Anthropic bought Bun. I use both daily. Here’s what’s actually changed — and what I think happens next.

Bun joined Anthropic in December 2025. Some people reacted like this was an acqui-hire death notice — startup gets absorbed, product gets folded into the mothership, open source withers. That’s not what happened. Bun is at v1.3.11 and the pace of shipping has increased.

What actually shipped

Bun 1.3 is a meaningful release. Not just “faster installs” — actual new capabilities:

  • HTML files run directlybun index.html starts a dev server with HMR and React Fast Refresh. Zero config.
  • Bun.SQL — unified MySQL, PostgreSQL, and SQLite client. Zero dependencies. Tagged template syntax.
  • Bun.Terminal — an API for building interactive CLI tools without reaching for blessed or ink
  • Compile-time feature flags — strip dead code paths at build time

Performance improvements kept coming too.
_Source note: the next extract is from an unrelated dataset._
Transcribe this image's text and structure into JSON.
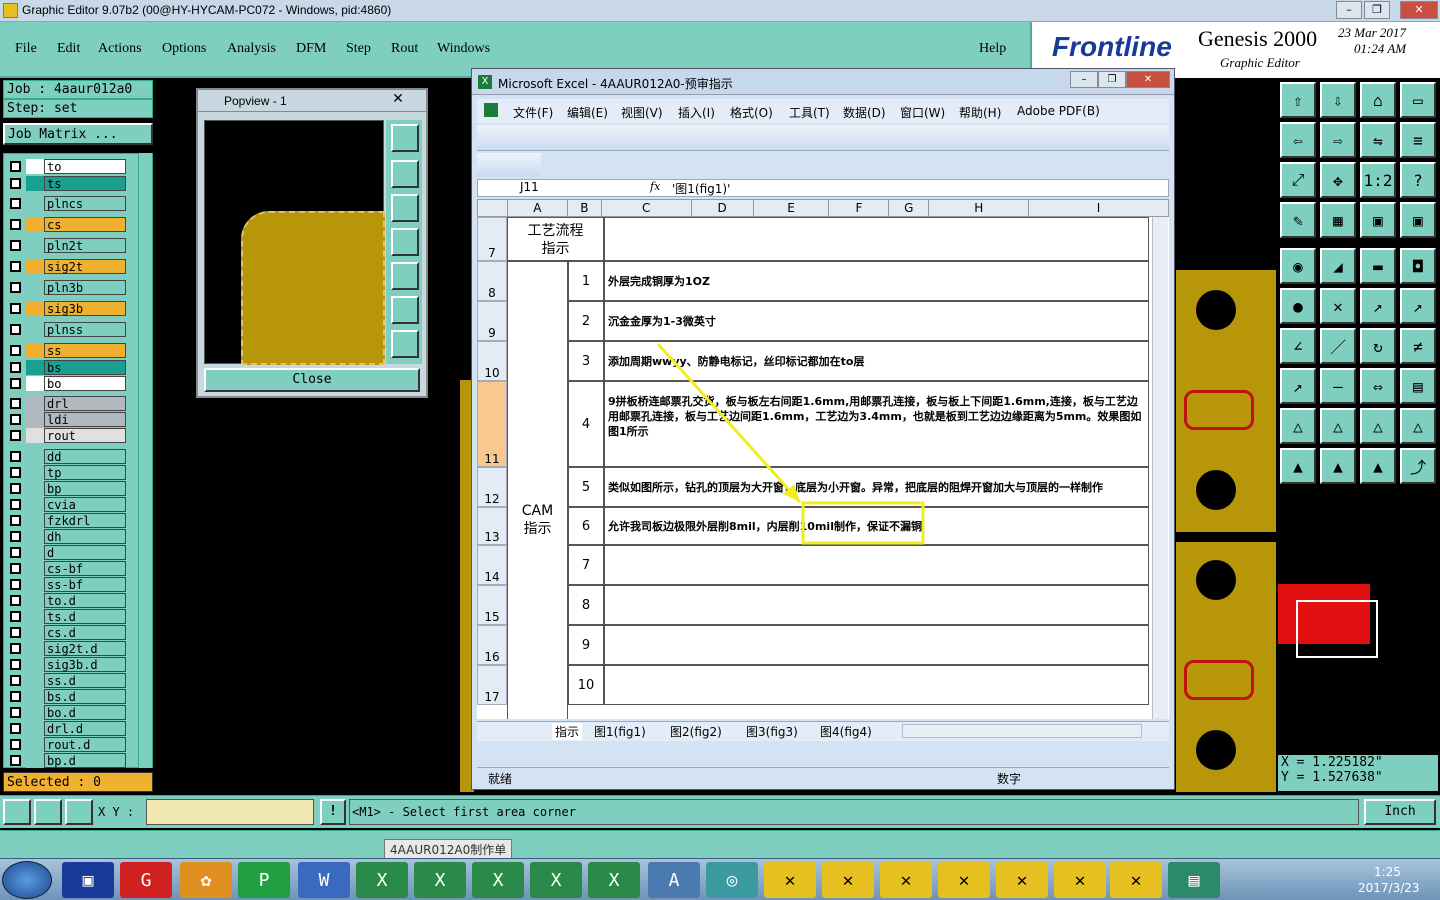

Buffer.from(array) is 50% faster. array.flat() is 3x faster. These aren’t flashy benchmarks — they’re the kind of quiet wins that compound across a real codebase.

The obvious tension

Bun is now an Anthropic product. Anthropic’s core business is building AI systems. So: does the roadmap start drifting toward AI infrastructure at the expense of general JavaScript developers?

My honest take: probably net positive, at least for now. Bun’s value to Anthropic is because it’s a credible Node.js alternative with real adoption. A narrowly AI-focused runtime would be worth much less. The funding that came with the acquisition seems to have accelerated shipping across the board, not redirected it.

That said — watch the roadmap. If Node.js compatibility starts slipping or features start appearing that only make sense for agent workloads, that’s your signal.

You’re already using it

Here’s the thing most people miss: if you write Claude Code hooks or agent scripts, you’re already running on Bun. Claude Code’s internals are built on it. The Claude Agent SDK uses it. My work building agent-first tooling increasingly runs on Bun scripts — and my Travis assistant (the Telegram bot that handles my daily briefings) has been a Bun script since before the acquisition.

The Bun.SQL API is a good taste of what’s shipping. No driver to install, no connection pool config:

import { sql } from "bun";

const users = await sql`
  SELECT * FROM users WHERE active = true
`;

Same interface for PostgreSQL, MySQL, and SQLite. In my reusable modules setup, adding database access to an existing script would take about 10 minutes with this. Previously it meant choosing a driver, installing it, writing the connection boilerplate — the kind of friction that makes you put things off.

My actual verdict

I’m more bullish on Bun now than before the acquisition. It’s not a side project anymore — it’s infrastructure for Anthropic’s entire AI coding stack. That’s a different level of commitment than VC runway.

The one thing worth watching: does Bun’s Node.js compatibility stay solid as the AI use cases pile on, or does it gradually drift into something more specialized? So far the evidence points toward the former. But that’s what I’ll be checking when the next few releases land.